The announcement came after a three-day audit by a five-member OSHA team, led by Region III VPP Manager Terry Penn. When Penn made her announcement, the approximately 60 MI team members in attendance erupted in applause.

“I was about ready to jump out of my seat when Terry announced it,” said Cassidy Long, an MI Pillar Leader at Hegins who works the third shift. “I’m excited to go back to night shift and let everyone know.”

Officially, Penn and her team still have to make their recommendation to OSHA. Once Deputy Assistant Secretary of Labor Loren Sweatt approves their recommendation – which usually takes a few months – the Hegins’ Star will be official. However, this last step is typically just a formality.

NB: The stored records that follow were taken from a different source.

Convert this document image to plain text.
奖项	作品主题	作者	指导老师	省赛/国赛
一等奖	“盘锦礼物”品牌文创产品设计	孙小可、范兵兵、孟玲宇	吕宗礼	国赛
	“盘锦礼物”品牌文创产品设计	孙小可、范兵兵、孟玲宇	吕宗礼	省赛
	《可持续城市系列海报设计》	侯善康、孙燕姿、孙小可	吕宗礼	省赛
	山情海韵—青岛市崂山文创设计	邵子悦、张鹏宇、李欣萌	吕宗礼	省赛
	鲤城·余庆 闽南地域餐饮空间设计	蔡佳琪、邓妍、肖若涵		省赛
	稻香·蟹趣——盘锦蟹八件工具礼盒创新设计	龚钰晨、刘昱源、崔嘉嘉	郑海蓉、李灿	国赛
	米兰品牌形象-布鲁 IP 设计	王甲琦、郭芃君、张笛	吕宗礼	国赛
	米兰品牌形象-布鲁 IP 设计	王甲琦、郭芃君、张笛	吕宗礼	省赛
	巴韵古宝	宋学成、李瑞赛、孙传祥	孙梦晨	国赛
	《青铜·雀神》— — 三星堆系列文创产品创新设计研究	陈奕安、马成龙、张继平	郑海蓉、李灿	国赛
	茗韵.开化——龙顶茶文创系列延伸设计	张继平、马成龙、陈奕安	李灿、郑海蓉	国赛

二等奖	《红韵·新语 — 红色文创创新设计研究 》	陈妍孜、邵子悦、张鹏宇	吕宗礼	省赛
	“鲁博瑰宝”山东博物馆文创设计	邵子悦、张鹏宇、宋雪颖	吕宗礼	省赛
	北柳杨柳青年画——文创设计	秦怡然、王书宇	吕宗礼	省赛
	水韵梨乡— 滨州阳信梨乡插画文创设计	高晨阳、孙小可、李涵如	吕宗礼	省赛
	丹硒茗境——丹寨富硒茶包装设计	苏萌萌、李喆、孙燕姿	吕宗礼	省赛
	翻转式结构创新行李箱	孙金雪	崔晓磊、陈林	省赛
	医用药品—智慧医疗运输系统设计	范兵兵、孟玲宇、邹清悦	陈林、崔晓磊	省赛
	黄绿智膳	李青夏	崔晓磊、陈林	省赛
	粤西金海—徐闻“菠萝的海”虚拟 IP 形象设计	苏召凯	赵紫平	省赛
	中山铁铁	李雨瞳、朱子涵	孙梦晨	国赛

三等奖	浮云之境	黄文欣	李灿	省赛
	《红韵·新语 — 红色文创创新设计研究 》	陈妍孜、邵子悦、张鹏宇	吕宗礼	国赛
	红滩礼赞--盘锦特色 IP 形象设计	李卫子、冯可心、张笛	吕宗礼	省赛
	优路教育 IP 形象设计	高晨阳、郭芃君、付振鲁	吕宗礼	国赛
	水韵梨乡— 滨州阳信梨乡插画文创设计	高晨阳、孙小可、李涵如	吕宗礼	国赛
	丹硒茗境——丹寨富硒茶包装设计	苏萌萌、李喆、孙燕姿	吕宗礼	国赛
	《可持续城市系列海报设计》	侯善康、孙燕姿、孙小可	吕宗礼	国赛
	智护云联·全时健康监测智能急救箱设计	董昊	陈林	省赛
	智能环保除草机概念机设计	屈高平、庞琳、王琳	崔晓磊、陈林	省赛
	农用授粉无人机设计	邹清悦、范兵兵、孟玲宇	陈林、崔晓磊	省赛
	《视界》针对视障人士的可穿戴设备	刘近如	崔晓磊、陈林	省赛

During its audit, the OSHA team conducted more than 200 interviews with team members, listened to presentations, and took tours of both production buildings on the Hegins campus. Their suggestions for improvement at the end of days 1 and 2 were immediately acted upon by Hegins team members.

“As we continue to grow, we’re doing the right things for our team,” said Hegins Campus Safety Manager Chris Koperna, who has been an integral part of all four of MI’s VPP audits to date. “They do a fabulous job. They give us all the puzzle pieces, and we put it together.”

Although there were plenty of celebratory handshakes and backslaps in the room as MI team members celebrated Wednesday’s announcement, there’s still plenty of work to do. Next year, both Gratz and Prescott Valley will go through their three-year VPP re-evaluation. 

“We’re going to continue to get better,” Koperna said. “This, by no means, is an excuse to sit back and relax. We’re evaluating our gaps and planning to get stronger at the things we need to get stronger at.”